未知の素材は代用。精密過ぎる作りをそのままコピーできず、しかたなくバイパス接続することなどで起こる構造の複雑化、非効率な制御システムのなどによってオリジナルよりも無駄が多く出力が低い。だが、少しずつではあるがコピー品も精度が上がってきている。
「オリジナルスピリットリアクターの調整完了までもう一息だけど、それを扱える人と機体がない。ライト君の弟はまだ未熟だし、外部の人間を引き入れるのは情報統制の問題で可能な限り控えたい。それに既存の機動重機ではリアクターの生み出す出力を受け止めきれないだろう」
「機動重機も第二世代にバージョンアップする必要がある。そのための新合金の開発を急がなくてはなるまい。それと調整したリアクターのテストだ」
「それについてはガイファルドと合わせておもしろいプランがあるんだ」
博士のいたずらな笑みを見てアーロンは察した。
「アクトと何か企んでいるんだったな」
「彼のアイディアは子どもっぽくて面白い。無茶なアイディアをどうやって再現しようかと試行錯誤するのも楽しいよ」
「その無茶のしわ寄せがアクト自身に返えるのじゃないか?」
アーロンはそこまで察しており、今後のアクトを案じて苦笑いする。
「そこは彼の問題だからね。

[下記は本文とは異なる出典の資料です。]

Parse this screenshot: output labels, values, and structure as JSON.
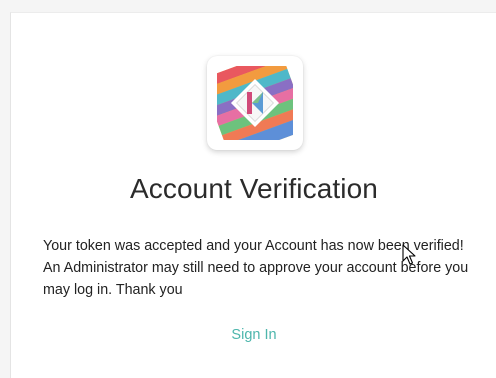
{
  "page": {
    "title": "Account Verification",
    "message": "Your token was accepted and your Account has now been verified! An Administrator may still need to approve your account before you may log in. Thank you",
    "signin_label": "Sign In"
  },
  "icons": {
    "logo": "app-logo",
    "cursor": "mouse-pointer-icon"
  },
  "colors": {
    "link": "#4db6ac",
    "title": "#2b2b2b",
    "text": "#222222"
  }
}
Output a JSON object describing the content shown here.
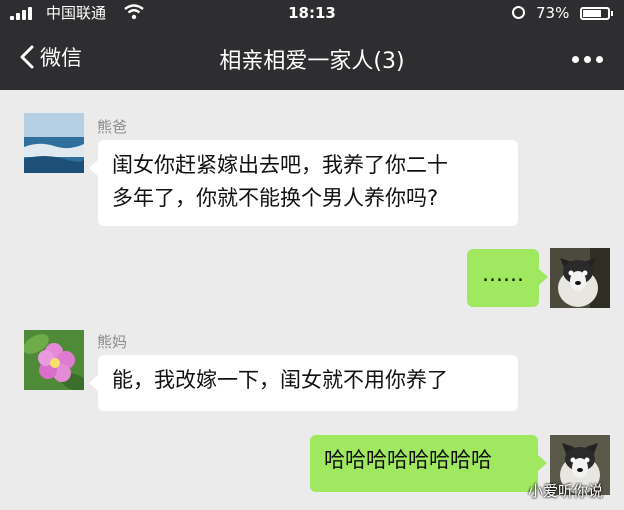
{
  "status_bar": {
    "carrier": "中国联通",
    "time": "18:13",
    "battery_percent": "73%",
    "battery_level": 0.73,
    "icons": [
      "signal-icon",
      "wifi-icon",
      "rotation-lock-icon",
      "battery-icon"
    ]
  },
  "nav": {
    "back_label": "微信",
    "title": "相亲相爱一家人(3)",
    "more_icon": "more-dots-icon"
  },
  "messages": [
    {
      "side": "left",
      "sender": "熊爸",
      "lines": [
        "闺女你赶紧嫁出去吧，我养了你二十",
        "多年了，你就不能换个男人养你吗?"
      ]
    },
    {
      "side": "right",
      "lines": [
        "……"
      ]
    },
    {
      "side": "left",
      "sender": "熊妈",
      "lines": [
        "能，我改嫁一下，闺女就不用你养了"
      ]
    },
    {
      "side": "right",
      "lines": [
        "哈哈哈哈哈哈哈哈"
      ]
    }
  ],
  "watermark": "小爱听你说",
  "colors": {
    "header_bg": "#2e2e30",
    "chat_bg": "#ebebeb",
    "bubble_self": "#9fe85f",
    "bubble_other": "#ffffff"
  }
}
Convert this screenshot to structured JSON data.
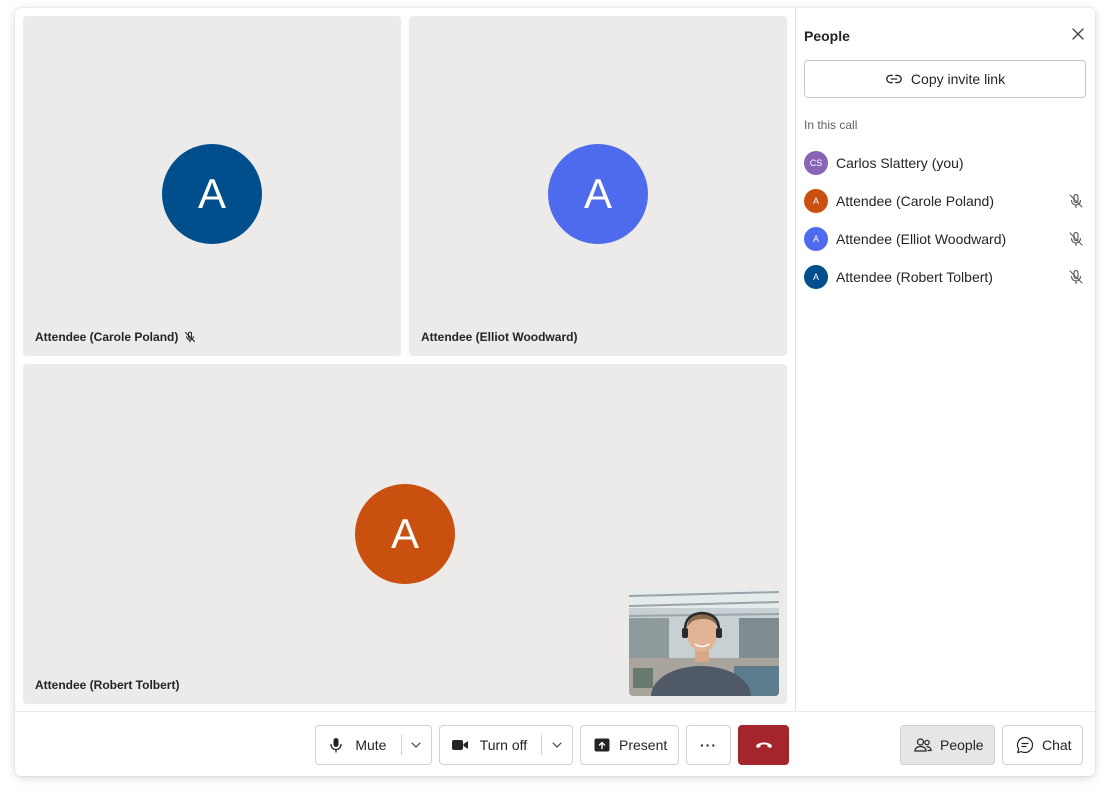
{
  "tiles": [
    {
      "initial": "A",
      "name": "Attendee (Carole Poland)",
      "avatar_color": "#004e8c",
      "muted": true
    },
    {
      "initial": "A",
      "name": "Attendee (Elliot Woodward)",
      "avatar_color": "#4f6bed",
      "muted": false
    },
    {
      "initial": "A",
      "name": "Attendee (Robert Tolbert)",
      "avatar_color": "#ca5010",
      "muted": false
    }
  ],
  "panel": {
    "title": "People",
    "invite_label": "Copy invite link",
    "section_label": "In this call",
    "people": [
      {
        "initials": "CS",
        "name": "Carlos Slattery (you)",
        "color": "#8764b8",
        "muted": false
      },
      {
        "initials": "A",
        "name": "Attendee (Carole Poland)",
        "color": "#ca5010",
        "muted": true
      },
      {
        "initials": "A",
        "name": "Attendee (Elliot Woodward)",
        "color": "#4f6bed",
        "muted": true
      },
      {
        "initials": "A",
        "name": "Attendee (Robert Tolbert)",
        "color": "#004e8c",
        "muted": true
      }
    ]
  },
  "toolbar": {
    "mute_label": "Mute",
    "video_label": "Turn off",
    "present_label": "Present",
    "more_label": "···",
    "people_label": "People",
    "chat_label": "Chat"
  },
  "colors": {
    "tile_bg": "#edebe9",
    "leave": "#a4262c"
  },
  "icons": [
    "mic-icon",
    "mic-off-icon",
    "video-camera-icon",
    "present-icon",
    "more-icon",
    "hang-up-icon",
    "people-icon",
    "chat-icon",
    "link-icon",
    "close-icon",
    "chevron-down-icon"
  ]
}
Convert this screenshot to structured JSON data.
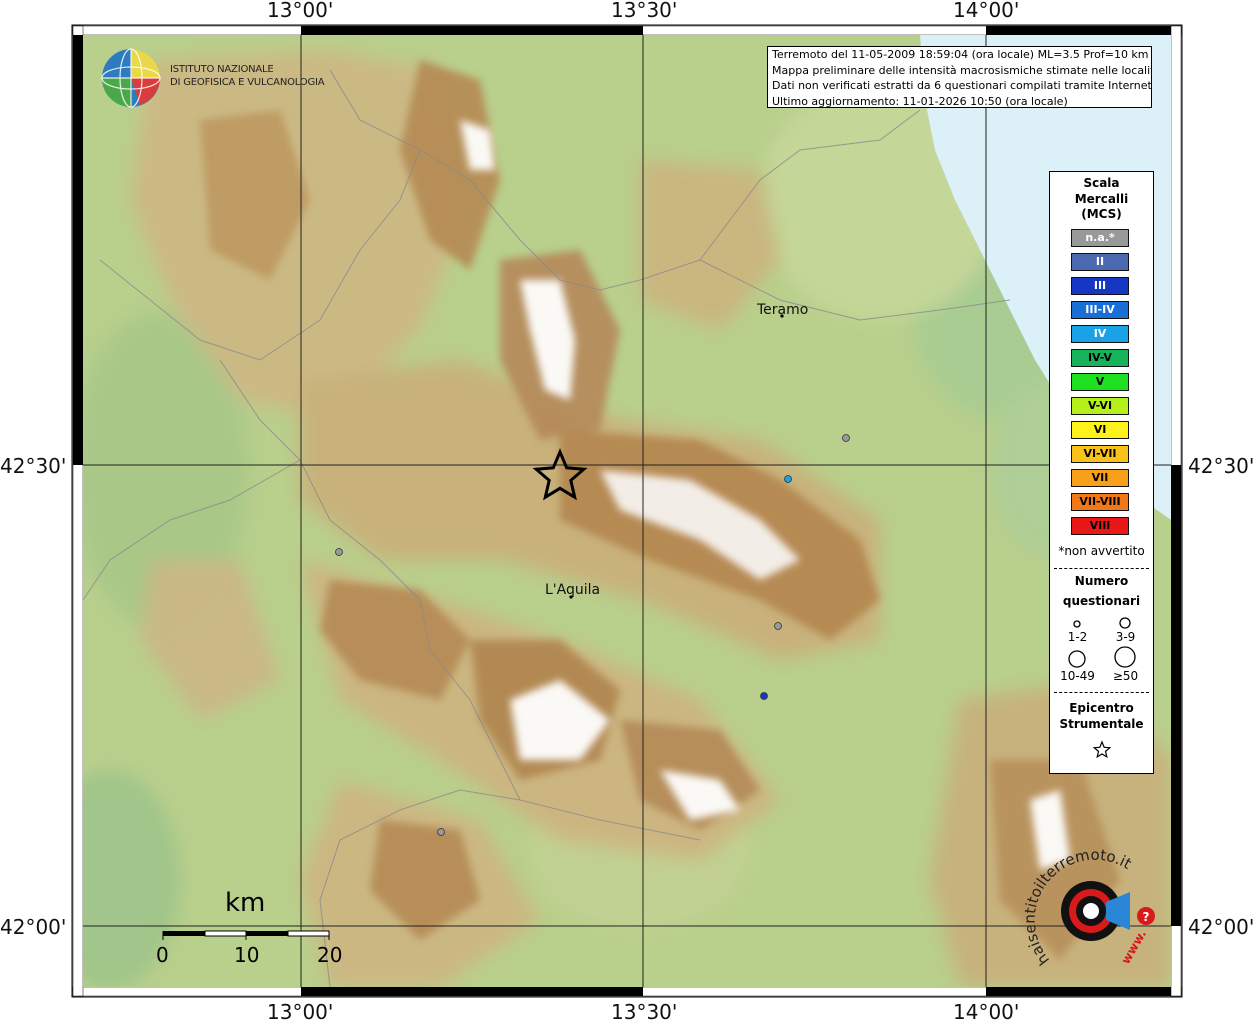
{
  "header": {
    "coords_top": [
      "13°00'",
      "13°30'",
      "14°00'"
    ],
    "coords_bottom": [
      "13°00'",
      "13°30'",
      "14°00'"
    ],
    "coords_left": [
      "42°30'",
      "42°00'"
    ],
    "coords_right": [
      "42°30'",
      "42°00'"
    ]
  },
  "logo": {
    "line1": "ISTITUTO NAZIONALE",
    "line2": "DI GEOFISICA E VULCANOLOGIA"
  },
  "info": {
    "line1": "Terremoto del 11-05-2009 18:59:04 (ora locale) ML=3.5 Prof=10 km",
    "line2": "Mappa preliminare delle intensità macrosismiche stimate nelle località",
    "line3": "Dati non verificati estratti da 6 questionari compilati tramite Internet.",
    "line4": "Ultimo aggiornamento: 11-01-2026 10:50 (ora locale)"
  },
  "cities": {
    "teramo": "Teramo",
    "laquila": "L'Aquila"
  },
  "legend": {
    "title1": "Scala",
    "title2": "Mercalli",
    "title3": "(MCS)",
    "classes": [
      {
        "label": "n.a.*",
        "color": "#999999",
        "text_color": "#ffffff"
      },
      {
        "label": "II",
        "color": "#4a69b0",
        "text_color": "#ffffff"
      },
      {
        "label": "III",
        "color": "#1537c4",
        "text_color": "#ffffff"
      },
      {
        "label": "III-IV",
        "color": "#1a6fd6",
        "text_color": "#ffffff"
      },
      {
        "label": "IV",
        "color": "#19a3e6",
        "text_color": "#ffffff"
      },
      {
        "label": "IV-V",
        "color": "#17b35a",
        "text_color": "#000000"
      },
      {
        "label": "V",
        "color": "#1ee01e",
        "text_color": "#000000"
      },
      {
        "label": "V-VI",
        "color": "#b5f01a",
        "text_color": "#000000"
      },
      {
        "label": "VI",
        "color": "#fff21a",
        "text_color": "#000000"
      },
      {
        "label": "VI-VII",
        "color": "#f8c21a",
        "text_color": "#000000"
      },
      {
        "label": "VII",
        "color": "#f8a01a",
        "text_color": "#000000"
      },
      {
        "label": "VII-VIII",
        "color": "#f07818",
        "text_color": "#000000"
      },
      {
        "label": "VIII",
        "color": "#e81818",
        "text_color": "#000000"
      }
    ],
    "not_felt": "*non avvertito",
    "count_title1": "Numero",
    "count_title2": "questionari",
    "count_labels": [
      "1-2",
      "3-9",
      "10-49",
      "≥50"
    ],
    "epi_title1": "Epicentro",
    "epi_title2": "Strumentale"
  },
  "scale": {
    "unit": "km",
    "ticks": [
      "0",
      "10",
      "20"
    ]
  },
  "points": [
    {
      "intensity": "IV",
      "color": "#19a3e6"
    },
    {
      "intensity": "III",
      "color": "#1537c4"
    },
    {
      "intensity": "n.a.*",
      "color": "#999999"
    },
    {
      "intensity": "n.a.*",
      "color": "#999999"
    },
    {
      "intensity": "n.a.*",
      "color": "#999999"
    },
    {
      "intensity": "n.a.*",
      "color": "#999999"
    }
  ],
  "watermark": {
    "text": "haisentitoilterremoto.it",
    "url": "www."
  },
  "colors": {
    "sea": "#dcf0f8",
    "lowland": "#b9cf8c",
    "hills": "#cdb884",
    "mountains": "#b58a52",
    "peaks": "#ffffff"
  }
}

僕は造るまでが仕事だ」
セイバーの加入によって二体のガイファルドがスクランブルに備えていても、残った一体で実験をすることができる。
これによってガイファルド側を直接調整しなければ使えない兵装の開発速度が大幅にアップした。
現在はフレームや装甲の新合金の開発に力を注いでいる。
それさえ完成すれば、ガーディアンズおよびGOTの戦力は大幅に増強されるが、セガロイドを倒せるかどうかはまた別の話だ。

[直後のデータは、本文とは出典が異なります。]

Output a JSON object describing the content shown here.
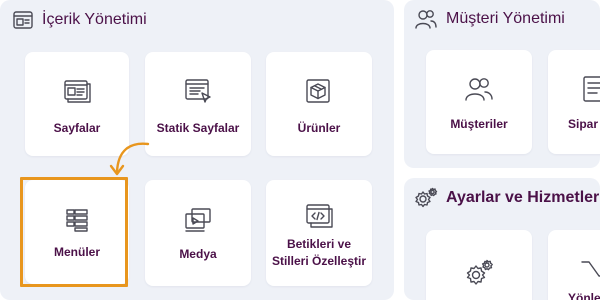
{
  "content_panel": {
    "title": "İçerik Yönetimi",
    "cards": [
      {
        "label": "Sayfalar",
        "icon": "pages-icon"
      },
      {
        "label": "Statik Sayfalar",
        "icon": "static-pages-icon"
      },
      {
        "label": "Ürünler",
        "icon": "products-icon"
      },
      {
        "label": "Menüler",
        "icon": "menus-icon",
        "highlighted": true
      },
      {
        "label": "Medya",
        "icon": "media-icon"
      },
      {
        "label": "Betikleri ve Stilleri Özelleştir",
        "icon": "code-icon"
      }
    ]
  },
  "customer_panel": {
    "title": "Müşteri Yönetimi",
    "cards": [
      {
        "label": "Müşteriler",
        "icon": "customers-icon"
      },
      {
        "label": "Sipar",
        "icon": "orders-icon"
      }
    ]
  },
  "settings_panel": {
    "title": "Ayarlar ve Hizmetler",
    "cards": [
      {
        "label": "",
        "icon": "settings-gear-icon"
      },
      {
        "label": "Yönler",
        "icon": "redirect-icon"
      }
    ]
  },
  "colors": {
    "panel_bg": "#eef1f7",
    "title_text": "#4b1148",
    "highlight": "#e8961e",
    "icon_stroke": "#4a4a55"
  }
}
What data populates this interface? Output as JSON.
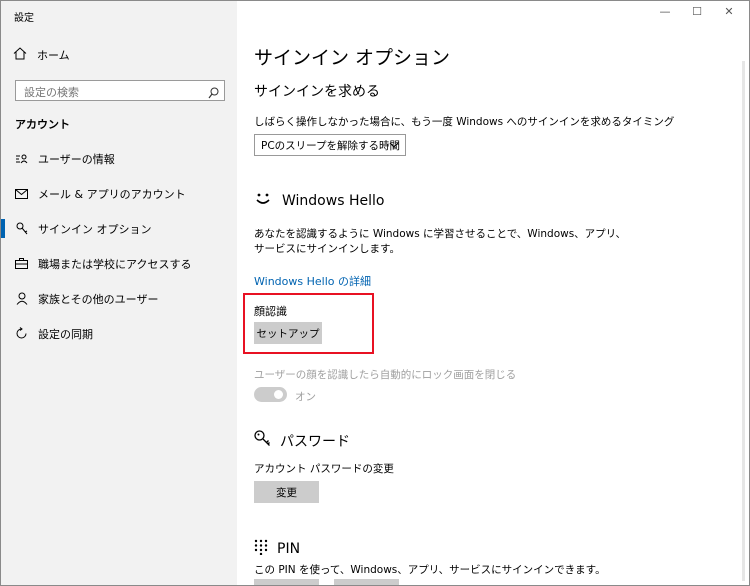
{
  "window": {
    "title": "設定"
  },
  "sidebar": {
    "home_label": "ホーム",
    "search_placeholder": "設定の検索",
    "section_label": "アカウント",
    "items": [
      {
        "label": "ユーザーの情報",
        "icon": "user-card-icon"
      },
      {
        "label": "メール & アプリのアカウント",
        "icon": "mail-icon"
      },
      {
        "label": "サインイン オプション",
        "icon": "key-icon",
        "active": true
      },
      {
        "label": "職場または学校にアクセスする",
        "icon": "briefcase-icon"
      },
      {
        "label": "家族とその他のユーザー",
        "icon": "person-icon"
      },
      {
        "label": "設定の同期",
        "icon": "sync-icon"
      }
    ]
  },
  "main": {
    "page_title": "サインイン オプション",
    "require_signin": {
      "heading": "サインインを求める",
      "description": "しばらく操作しなかった場合に、もう一度 Windows へのサインインを求めるタイミング",
      "dropdown_value": "PCのスリープを解除する時間"
    },
    "hello": {
      "heading": "Windows Hello",
      "description_line1": "あなたを認識するように Windows に学習させることで、Windows、アプリ、",
      "description_line2": "サービスにサインインします。",
      "link": "Windows Hello の詳細",
      "face_label": "顔認識",
      "setup_button": "セットアップ",
      "auto_unlock_label": "ユーザーの顔を認識したら自動的にロック画面を閉じる",
      "toggle_state": "オン",
      "highlight_color": "#e81123"
    },
    "password": {
      "heading": "パスワード",
      "change_label": "アカウント パスワードの変更",
      "change_button": "変更"
    },
    "pin": {
      "heading": "PIN",
      "description": "この PIN を使って、Windows、アプリ、サービスにサインインできます。"
    }
  },
  "colors": {
    "accent": "#0063b1",
    "sidebar_bg": "#f2f2f2",
    "button_bg": "#cccccc"
  }
}
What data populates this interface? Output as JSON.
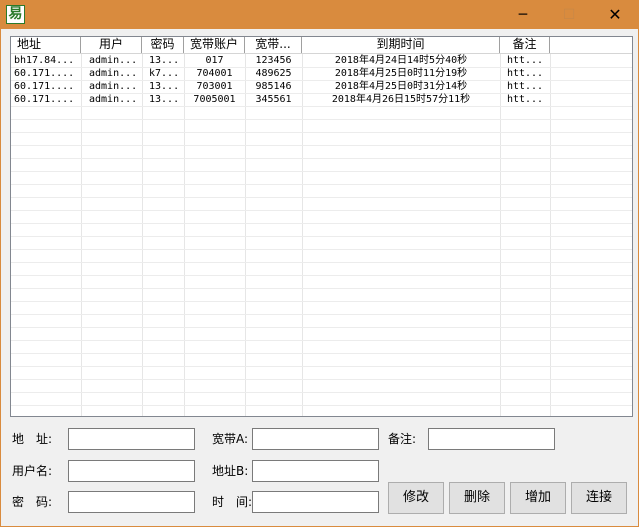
{
  "window": {
    "app_icon_glyph": "易",
    "minimize_glyph": "─",
    "maximize_glyph": "☐",
    "close_glyph": "✕"
  },
  "table": {
    "columns": [
      "地址",
      "用户",
      "密码",
      "宽带账户",
      "宽带...",
      "到期时间",
      "备注"
    ],
    "rows": [
      [
        "bh17.84...",
        "admin...",
        "13...",
        "017",
        "123456",
        "2018年4月24日14时5分40秒",
        "htt..."
      ],
      [
        "60.171....",
        "admin...",
        "k7...",
        "704001",
        "489625",
        "2018年4月25日0时11分19秒",
        "htt..."
      ],
      [
        "60.171....",
        "admin...",
        "13...",
        "703001",
        "985146",
        "2018年4月25日0时31分14秒",
        "htt..."
      ],
      [
        "60.171....",
        "admin...",
        "13...",
        "7005001",
        "345561",
        "2018年4月26日15时57分11秒",
        "htt..."
      ]
    ]
  },
  "form": {
    "address_label": "地　址:",
    "username_label": "用户名:",
    "password_label": "密　码:",
    "broadband_a_label": "宽带A:",
    "address_b_label": "地址B:",
    "time_label": "时　间:",
    "remark_label": "备注:",
    "address_value": "",
    "username_value": "",
    "password_value": "",
    "broadband_a_value": "",
    "address_b_value": "",
    "time_value": "",
    "remark_value": ""
  },
  "buttons": {
    "modify": "修改",
    "delete": "删除",
    "add": "增加",
    "connect": "连接"
  }
}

現場では剛田を中心にガイファルドを使って試作機のテストが実施され、実戦レベルへの昇華を目指し徹夜業務となっていた。
アクトと言えば現時点では合身による実験の必要はないので、自分の訓練とセイバーのバージョンアップの構想、それと機動重機の開発業務に勤しんでいる。
その合間を使ってこの春からリンが正式採用された対機械虫防衛機動重機 技術開発関連総合部門(通称・重機技総)へと赴
おもむ
いていた。
ちなみにリンはアクトと同じエレクトロニクス部門だった。
しかし、思いのほか有能であったことで彼女は正式採用と合わせて総合部門に異動が言い渡された。その方がアクトが現場に顔を出す際に顔を合わせる機会も増えるだろうという博士の裏工作が働いていたことは否定できない。
もちろん重機技総でも活躍できるという期待も込めての辞令だった。